Insomma, la Tap non s’ha da fare, e la comunità si è organizzata nel Movimento No Tap, che ha vissuto diversi momenti di protesta, come la manifestazione del 6 dicembre scorso, a Melendugno, e quella contestuale nella “zona rossa” di San Foca, ossia l’area attorno al cantiere Tap, in cui è vietato l’accesso a chiunque, tranne che ai proprietari di abitazioni e terreni con pass forniti dalla Prefettura di Lecce, ma anche a parlamentari e giornalisti, che hanno ottenuto il permesso di entrarvi a seguito dell'intervento di Ordine e Assostampa. "Chiudo per dignità" è stato lo slogan scelto dai commercianti, che hanno abbassato le saracinesche, affiggendo alle vetrine manifesti a lutto. «Oggi il Salento si è alzato in piedi», scrive su Facebook Luigi Russo, giornalista, del Forum Terzo Settore. «Popolo degli ulivi, movimento territoriale… chiamiamolo come vogliamo ma prima di tutto mettiamoci in ascolto di questa scesa in strada a Melendugno, per gridare, ancora una volta, il No alla costruzione del gasdotto Tap, No alla dittatura del denaro, No alla mercificazione della terra». Si è trattato di una «protesta pacifica, competente, informata, che non cede di fronte alle lusinghe del denaro, né di fronte alla forza dello Stato e alla violenza.

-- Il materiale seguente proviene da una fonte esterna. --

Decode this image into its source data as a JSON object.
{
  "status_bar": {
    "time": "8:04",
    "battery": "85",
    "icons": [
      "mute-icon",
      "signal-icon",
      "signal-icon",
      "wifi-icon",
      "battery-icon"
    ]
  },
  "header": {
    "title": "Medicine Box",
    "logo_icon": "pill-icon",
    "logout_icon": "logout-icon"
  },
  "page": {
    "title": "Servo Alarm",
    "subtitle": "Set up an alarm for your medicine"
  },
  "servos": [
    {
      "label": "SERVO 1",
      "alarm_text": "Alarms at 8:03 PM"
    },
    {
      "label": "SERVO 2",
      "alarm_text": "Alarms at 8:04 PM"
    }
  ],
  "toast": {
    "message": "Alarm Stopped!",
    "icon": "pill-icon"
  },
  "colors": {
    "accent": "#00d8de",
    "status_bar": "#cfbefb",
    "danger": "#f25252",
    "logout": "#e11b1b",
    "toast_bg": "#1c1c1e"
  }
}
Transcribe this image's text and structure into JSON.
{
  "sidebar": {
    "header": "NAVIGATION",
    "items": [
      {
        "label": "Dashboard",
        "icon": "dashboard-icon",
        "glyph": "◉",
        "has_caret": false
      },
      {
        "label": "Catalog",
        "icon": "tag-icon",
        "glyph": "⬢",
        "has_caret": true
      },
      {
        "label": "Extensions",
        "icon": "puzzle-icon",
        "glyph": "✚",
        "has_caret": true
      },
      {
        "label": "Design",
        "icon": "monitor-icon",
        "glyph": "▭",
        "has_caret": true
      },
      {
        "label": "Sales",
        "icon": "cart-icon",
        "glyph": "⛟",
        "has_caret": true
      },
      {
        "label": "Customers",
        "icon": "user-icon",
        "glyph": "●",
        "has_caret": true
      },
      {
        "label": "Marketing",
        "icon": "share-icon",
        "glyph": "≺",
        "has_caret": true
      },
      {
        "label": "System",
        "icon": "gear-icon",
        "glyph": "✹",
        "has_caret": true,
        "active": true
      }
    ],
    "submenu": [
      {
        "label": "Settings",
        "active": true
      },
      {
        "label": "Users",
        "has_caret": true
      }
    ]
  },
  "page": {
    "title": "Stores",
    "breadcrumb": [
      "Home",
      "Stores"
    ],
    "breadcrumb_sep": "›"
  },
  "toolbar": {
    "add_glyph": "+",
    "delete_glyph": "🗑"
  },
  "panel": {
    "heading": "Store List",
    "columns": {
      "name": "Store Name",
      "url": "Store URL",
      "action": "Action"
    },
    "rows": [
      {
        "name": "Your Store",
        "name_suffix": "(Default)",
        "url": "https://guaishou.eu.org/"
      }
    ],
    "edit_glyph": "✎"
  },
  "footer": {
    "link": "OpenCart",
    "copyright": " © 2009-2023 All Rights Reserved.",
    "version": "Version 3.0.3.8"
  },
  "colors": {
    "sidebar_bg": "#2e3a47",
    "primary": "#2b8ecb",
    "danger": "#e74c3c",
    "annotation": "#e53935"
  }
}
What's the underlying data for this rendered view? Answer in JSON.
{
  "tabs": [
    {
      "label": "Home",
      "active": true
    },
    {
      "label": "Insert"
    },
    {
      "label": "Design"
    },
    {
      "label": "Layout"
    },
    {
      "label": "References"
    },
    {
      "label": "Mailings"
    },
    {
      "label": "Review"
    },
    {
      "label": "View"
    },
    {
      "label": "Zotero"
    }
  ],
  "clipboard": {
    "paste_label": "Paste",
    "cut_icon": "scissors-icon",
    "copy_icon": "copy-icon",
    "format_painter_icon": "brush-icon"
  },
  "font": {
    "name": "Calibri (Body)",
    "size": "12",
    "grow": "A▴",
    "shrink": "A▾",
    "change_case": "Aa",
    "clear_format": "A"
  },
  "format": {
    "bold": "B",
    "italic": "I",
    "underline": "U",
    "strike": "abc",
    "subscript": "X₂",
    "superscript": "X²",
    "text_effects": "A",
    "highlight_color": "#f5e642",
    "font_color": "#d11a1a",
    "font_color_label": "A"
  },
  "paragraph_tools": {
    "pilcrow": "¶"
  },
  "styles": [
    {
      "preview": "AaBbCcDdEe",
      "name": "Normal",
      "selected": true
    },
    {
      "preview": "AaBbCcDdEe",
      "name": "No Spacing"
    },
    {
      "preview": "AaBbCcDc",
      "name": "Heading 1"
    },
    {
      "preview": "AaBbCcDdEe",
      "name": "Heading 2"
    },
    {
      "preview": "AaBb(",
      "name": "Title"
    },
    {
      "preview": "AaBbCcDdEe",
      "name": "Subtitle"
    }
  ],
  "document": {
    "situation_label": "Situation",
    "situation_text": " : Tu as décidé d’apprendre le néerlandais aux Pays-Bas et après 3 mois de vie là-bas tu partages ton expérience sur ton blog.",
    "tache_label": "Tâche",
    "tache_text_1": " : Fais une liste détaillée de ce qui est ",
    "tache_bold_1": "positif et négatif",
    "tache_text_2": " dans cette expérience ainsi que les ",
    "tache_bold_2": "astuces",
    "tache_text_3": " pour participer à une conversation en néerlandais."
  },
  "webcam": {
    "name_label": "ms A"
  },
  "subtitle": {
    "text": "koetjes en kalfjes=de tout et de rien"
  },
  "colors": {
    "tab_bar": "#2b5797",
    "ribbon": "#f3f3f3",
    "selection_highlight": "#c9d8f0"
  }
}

Respinte al mittente – media prezzolati, finti associati, imprenditori con la sindrome di Stoccolma – anche tutte le mistificazioni delle fake news messe in giro ad arte e prontamente amplificate sui media. Questa protesta popolare – uomini e donne, giovani e anziani e bambini – è esattamente nel solco della Costituzione della Repubblica Italiana, come hanno di recente confermato Paolo Maddalena e Ferdinando Imposimato e uno stuolo di costituzionalisti».

La Chiesa contro la Tap

Pochi giorni dopo il suo insediamento, il neovescovo di Lecce si è espresso sulla questione, esplicitando la propria posizione No Tap: «Sì, perché salvaguardiamo questo bel pezzo di natura che abbiamo», ha detto ai microfoni dell’emittente locale Telerama. «Se ci sono dei pericoli… i tecnici dicono sempre che è tutto garantito». «Quello che dico è anche in virtù della Laudato si’ di papa Francesco. Le trivelle a mare sono state il problema nostro, due anni fa in Abruzzo, e come vescovi ci siamo espressi chiaramente. Rendo nota la mia mail perché chiunque voglia scrivere al vescovo possa farlo e il vescovo risponde personalmente: misec@tiscali.it». E il 6 dicembre, ai manifestanti è arrivato un messaggio di vicinanza dei parroci di Melendugno, Borgagne e Vernole, don Salvatore Scardino, don Elio Quarta e don Leonardo Giannone. «Siamo presenti in questa giornata particolare per esprimere condivisione nei confronti di tanti provati dalla sofferenza dell'oggi e preoccupati per il domani del nostro territorio», hanno scritto i sacerdoti nel messaggio letto dal sindaco Marco Potì. «Esprimiamo la speranza di un futuro – scrivono i parroci – che restituisca centralità alle persone, tenendo conto non solo degli equilibri economici ma soprattutto del rispetto dell'ambiente, secondo i criteri indicati da papa Francesco». «Questa presenza dice la vicinanza di tutta la Chiesa locale, secondo quanto espresso dall'arcivescovo, monsignor Michele Seccia, di recente e seguendo il suo invito a stare accanto alla gente». «Ho sentito i parroci a proposito del gasdotto – ha detto il 7/12 il vescovo Seccia a Repubblica – e credo che ci si dovrebbe porre ben più di un interrogativo. Non entro in merito alle valutazioni di carattere tecnico-economico, ma parlo in ragione della mia esperienza in Abruzzo. Due anni fa a Pineto, nel Teramano, c’è stato un incidente nel gasdotto: un’esplosione che ha ferito otto persone e sventrato delle case. A fronte di questo dato di fatto, viene da chiedersi quanto la tecnologia possa realmente assicurare sicurezza per Tap». Per mons. Seccia, insomma, «la tutela del territorio e della salute di chi vi abita dovrebbero essere care a tutti quanti noi. Non voglio essere disfattista né una cassandra, ma sono problemi che dobbiamo porci anche perché l’Adriatico è una bacinella e qualsiasi disastro ambientale per il gasdotto Tap o le trivelle avrebbe delle conseguenze ancora più catastrofiche».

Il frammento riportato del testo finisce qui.